Experiential Therapy – What is experiential therapy? – April 2021

Experiential therapy is a therapeutic technique that uses expressive tools and activities such as role-playing or drama, props, crafts, music, animal care, guided imagery, or various forms of recreation to re-enact and relive emotional situations from past and recent relationships. Experiential therapy client focuses on the activities and, through the experience, begins to identify emotions associated with success, disappointment, responsibility, and self-esteem. In experiential therapy, with the guidance of a trained experiential therapist, the client can start to let go of negative feelings and explore anger by hurt or shame related to past experiences that may have been blocked or linger.

 

When it is used

Experiential therapy is widely used in treating trauma, eating disorders, behavioral disorders, anger management, grief and loss recovery, substance abuse, and various physical and behavioral addictions, and obsessive-compulsive behaviors like gambling. It is also recommended for those who wish to be free from painful, unhappy, or otherwise bad feelings from previous experiences to change the nature of their current and future relationships and reach their full potential. Experiential therapy is offered in individual, clinical, and medical settings, including various recovery, treatment, and rehabilitation programs in conjunction with different traditional talk therapy styles.

What to expect

Experiential therapy is not necessarily a specific form of treatment. You may focus on different types of “hands-on” interventions and experiences in addition to talking therapy. By participating in these interventions under a therapist’s guidance, you will gain deeper access to your emotional processing: creativity, inner thoughts, and interactions with others. At the same time, you will learn to reflect on your experiences to make your own decisions more comfortably as you move through life and free yourself to become you. Your therapist will focus on your awareness and perception of what you are experiencing through these interventions and explore your emotions’ meaning. Conversations with your therapist can take place during the conduct of the activity or a private consultation session.

A fundamental premise of experiential therapy is that perception determines one’s behavior. By reliving and releasing repressed negative emotions from the past, the client can have positive feelings such as love, forgiveness, and being calm in the present, changing their perception of reality. In practice, experiential therapy can take various forms and is customer-oriented as the client’s preferences for specific interventions should be taken into account. For example, one client may be more attracted to animal-assisted therapy while another may be more interested in sculpture or drama as a form of expression.

 

 

What to look for in an experienced therapist

For a private consultation, find a licensed and experienced clinician with additional training and experience in a specific experiential approach, such as art therapy or psychodrama. In addition to verifying credentials, you should feel confident and comfortable working with the therapist you choose. In clinical or medical facilities, stick to reputable, government-licensed, or certified treatment centers staffed with licensed, professional mental health workers.

 

What is experiential therapy?

Experiential therapy is difficult to define as it can encompass a range of therapy methods aimed at restoring the experience in an environment where the unconscious can emerge more fully. The integration between the conscious and the unconscious takes place. There are many ways in which experiential therapy can be practiced, and even societies of therapists are dedicated to this type of work. The basic idea in each of the medicines used is that simply “speaking” may not be enough to solve problems. Speaking and experiencing something else at the same time could be more effective.

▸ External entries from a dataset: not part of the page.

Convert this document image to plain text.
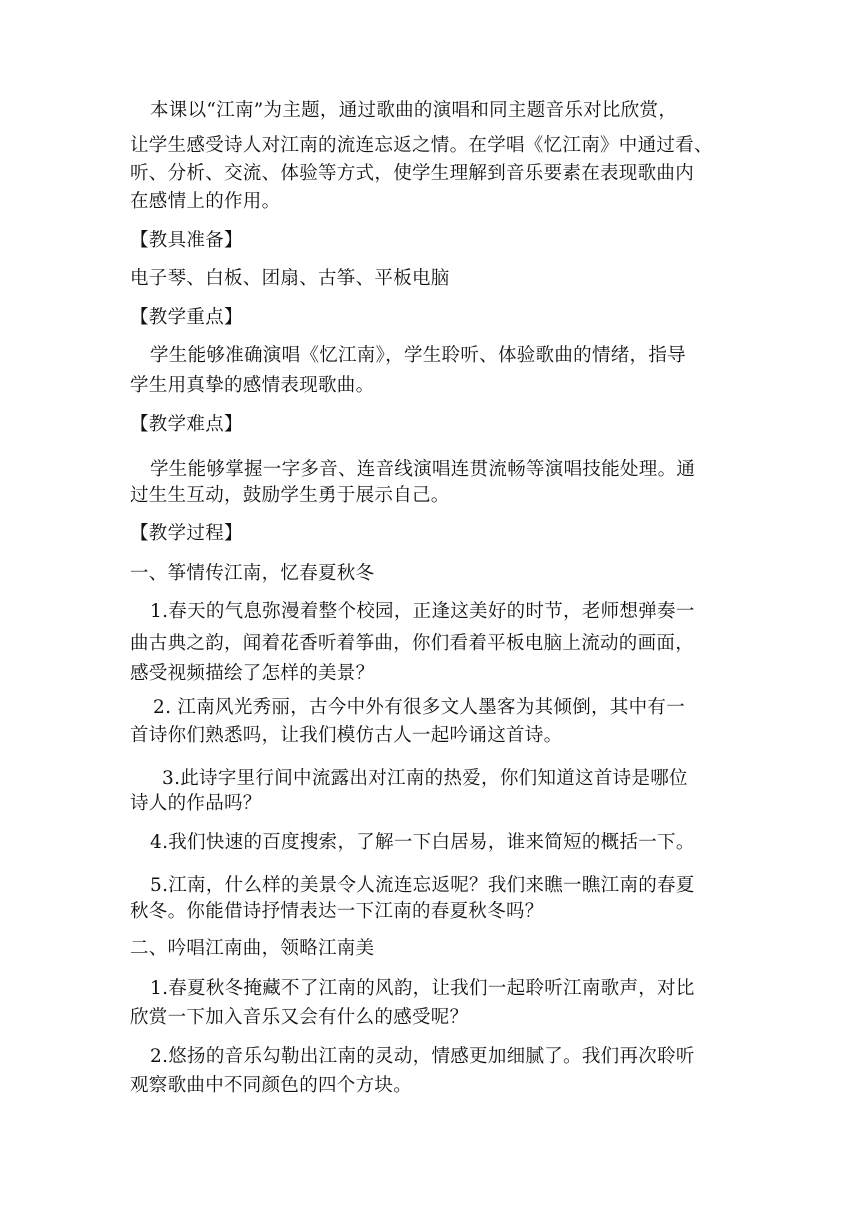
本课以“江南”为主题，通过歌曲的演唱和同主题音乐对比欣赏，
让学生感受诗人对江南的流连忘返之情。在学唱《忆江南》中通过看、
听、分析、交流、体验等方式，使学生理解到音乐要素在表现歌曲内
在感情上的作用。
【教具准备】
电子琴、白板、团扇、古筝、平板电脑
【教学重点】
学生能够准确演唱《忆江南》，学生聆听、体验歌曲的情绪，指导
学生用真挚的感情表现歌曲。
【教学难点】
学生能够掌握一字多音、连音线演唱连贯流畅等演唱技能处理。通
过生生互动，鼓励学生勇于展示自己。
【教学过程】
一、筝情传江南，忆春夏秋冬
1.春天的气息弥漫着整个校园，正逢这美好的时节，老师想弹奏一
曲古典之韵，闻着花香听着筝曲，你们看着平板电脑上流动的画面，
感受视频描绘了怎样的美景？
2. 江南风光秀丽，古今中外有很多文人墨客为其倾倒，其中有一
首诗你们熟悉吗，让我们模仿古人一起吟诵这首诗。
3.此诗字里行间中流露出对江南的热爱，你们知道这首诗是哪位
诗人的作品吗？
4.我们快速的百度搜索，了解一下白居易，谁来简短的概括一下。
5.江南，什么样的美景令人流连忘返呢？我们来瞧一瞧江南的春夏
秋冬。你能借诗抒情表达一下江南的春夏秋冬吗？
二、吟唱江南曲，领略江南美
1.春夏秋冬掩藏不了江南的风韵，让我们一起聆听江南歌声，对比
欣赏一下加入音乐又会有什么的感受呢？
2.悠扬的音乐勾勒出江南的灵动，情感更加细腻了。我们再次聆听
观察歌曲中不同颜色的四个方块。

There are several backgrounds to experiential therapy. This includes Gestalt therapy, where it was often assumed that treatment combined with action would be more successful. Gestalt therapy often focuses on people’s actions (tapping a foot, shrugging their shoulders) in traditional therapy sessions to look at the person’s full expression, which is not limited to verbal language. Other forerunners of experiential therapy are Jacob Levy Moreno’s work in the early 20th century, who developed psychodrama, a method of solving problems rather than just discussing them. Meanwhile, many other counselors and doctors have added additional ways to experiential therapy,

It is sometimes the case that experiential therapy is defined as action with therapy or therapeutic activity, but the steps need not be giant. They could include drawing during the discussion, hypnosis, therapy methods such as desensitization and eye movement reprocessing (EMDR), or acting out feelings in some “drama.” In contrast, some experimental therapists can take a much more active approach. People can undergo “therapy” while navigating a high ropes course, riding a horse, or creating a sculpture.

People who work on challenging topics often say they know what to do, but they may not know somewhere deep in their hearts or subconscious. The theory behind experiential therapy is that experience can lead to a deeper level of knowledge. There is some benefit to this when people think about the number of conversations they have that they are quick to forget. However, if something is revealed while an action is taking place, it can stay in mind.

Many therapists practice experience-based therapies, and many clinics and facilities also use them. Psychiatric clinics offer various therapies throughout the day, which can be experienced like art therapies. Treatment centers for addiction and things like eating disorders can base their programs on experimental methods.